What the researchers found was that those newspapers that relied heavily on classified ads for revenue experienced more than a 20% decline in classified advertising rates following Craigslist’s entry into their markets.

But that isn’t all:  The outmigration of classified advertising to Craigslist was accompanied by other negative trend lines — an increase of subscription prices (up 3%+) and lowering circulation figures (down nearly 5%).

Even newspaper display advertising rates fell by approximately 3%.

Were these developments “cause” or “effect”?  The study’s authors posit that fewer classified ads may have diminished the incentive for people to purchase the newspapers.  Also, display advertising rates tend to track circulation figures, so once the “decline cycle” started, it was bound to continue.

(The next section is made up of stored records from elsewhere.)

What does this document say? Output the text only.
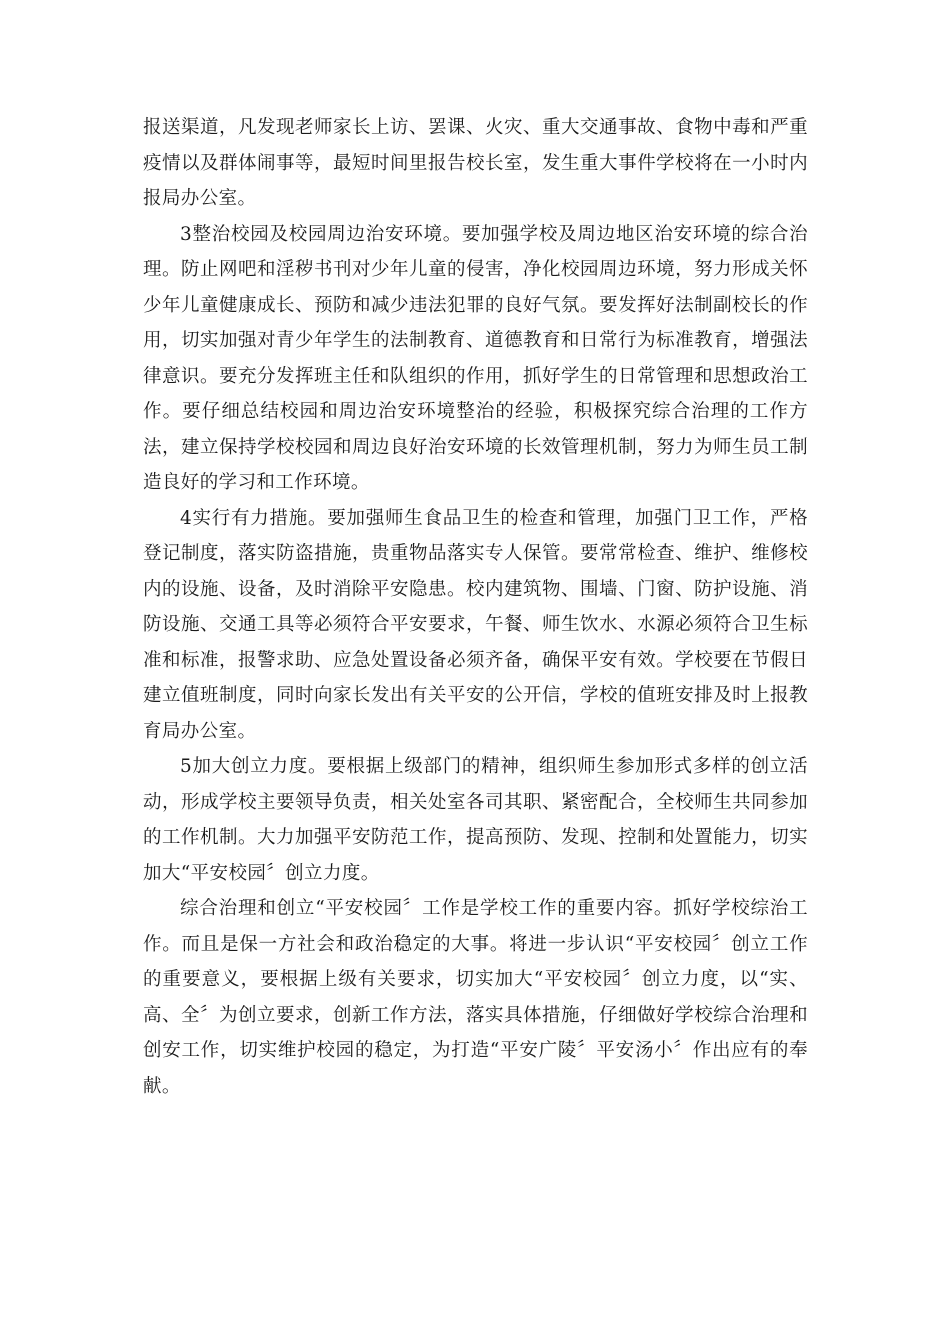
报送渠道，凡发现老师家长上访、罢课、火灾、重大交通事故、食物中毒和严重疫情以及群体闹事等，最短时间里报告校长室，发生重大事件学校将在一小时内报局办公室。

3整治校园及校园周边治安环境。要加强学校及周边地区治安环境的综合治理。防止网吧和淫秽书刊对少年儿童的侵害，净化校园周边环境，努力形成关怀少年儿童健康成长、预防和减少违法犯罪的良好气氛。要发挥好法制副校长的作用，切实加强对青少年学生的法制教育、道德教育和日常行为标准教育，增强法律意识。要充分发挥班主任和队组织的作用，抓好学生的日常管理和思想政治工作。要仔细总结校园和周边治安环境整治的经验，积极探究综合治理的工作方法，建立保持学校校园和周边良好治安环境的长效管理机制，努力为师生员工制造良好的学习和工作环境。

4实行有力措施。要加强师生食品卫生的检查和管理，加强门卫工作，严格登记制度，落实防盗措施，贵重物品落实专人保管。要常常检查、维护、维修校内的设施、设备，及时消除平安隐患。校内建筑物、围墙、门窗、防护设施、消防设施、交通工具等必须符合平安要求，午餐、师生饮水、水源必须符合卫生标准和标准，报警求助、应急处置设备必须齐备，确保平安有效。学校要在节假日建立值班制度，同时向家长发出有关平安的公开信，学校的值班安排及时上报教育局办公室。

5加大创立力度。要根据上级部门的精神，组织师生参加形式多样的创立活动，形成学校主要领导负责，相关处室各司其职、紧密配合，全校师生共同参加的工作机制。大力加强平安防范工作，提高预防、发现、控制和处置能力，切实加大“平安校园〞创立力度。

综合治理和创立“平安校园〞工作是学校工作的重要内容。抓好学校综治工作。而且是保一方社会和政治稳定的大事。将进一步认识“平安校园〞创立工作的重要意义，要根据上级有关要求，切实加大“平安校园〞创立力度，以“实、高、全〞为创立要求，创新工作方法，落实具体措施，仔细做好学校综合治理和创安工作，切实维护校园的稳定，为打造“平安广陵〞平安汤小〞作出应有的奉献。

The study concludes that by offering buyers and sellers a free classified ad alternative to paid listings in newspapers, Craigslist saved users approximately $5 billion over the seven-year period.

Those dollars came right out of the hides of the newspapers, of course … and changed the print newspaper industry for good.

But here’s the thing:  The experience of the newspaper industry has relevance beyond just them.  “The boundaries between media industries are blurred and advertisers are able to reach consumers through a variety of platforms such as TV, the Internet and mobile devices,” the authors write.

The unmistakable message to others in the media is this:  It could happen to you, too.

A full summary of the Seamans/Zhu report can be found here.

Craigslist riding high … but clouds on the horizon?

Craigslist logoNow here’s an interesting statistic about Craigslist, the online classified advertising phenomenon and bane of newspaper publishers across the country. Online publishing consulting firm AIM Group is forecasting that Craigslist will generate nearly $125 million in revenues this year.

But here’s the real kicker: Craigslist is on track to earn somewhere between $90 million and $100 million in profits on that revenue. That kind of profit margin is basically unheard of – in any industry. And the fact that it’s happening in the publishing industry is even more amazing.

What’s contributing to these stratospheric results? After all, Craigslist bills itself as a “free classified” site. That may be, but the publisher derives a huge portion of revenue – more than 50% – from paid recruitment advertising, much of it coming straight out of the pockets of the newspaper industry.

And the rest? Chalk up most of that to advertising let’s euphemistically label “adult services.” (AIM Group calls it something else: “Thinly disguised advertising for prostitutes.”)

Of course, these lucrative revenues and profits have come at a price. Craigslist has developed a reputation – not wholly undeserved – of being a virtual clearinghouse for anonymous hook-ups and other forms of vice. Complaints of Craigslist becoming a haven for scam artists, thieves – even the occasional murderer – have become more common as the site has expanded its reach into more cities and regions — now in excess of 500 communities.

And here’s another interesting finding from AIM Group. It reports that Craigslist’s traffic peaked in August of last year (~56 million unique visitors that month), but has fallen since then. In fact, monthly traffic has dropped and now plateaued at ~48 million since February.

Why? AIM speculates it’s the result of an “antiquated” user interface, along with a proliferation of “spam & scam” advertising. You start getting a lot of that … and you’re bound to start driving some people away.

Still, it’s pretty hard to argue with profit margins hovering around 75%.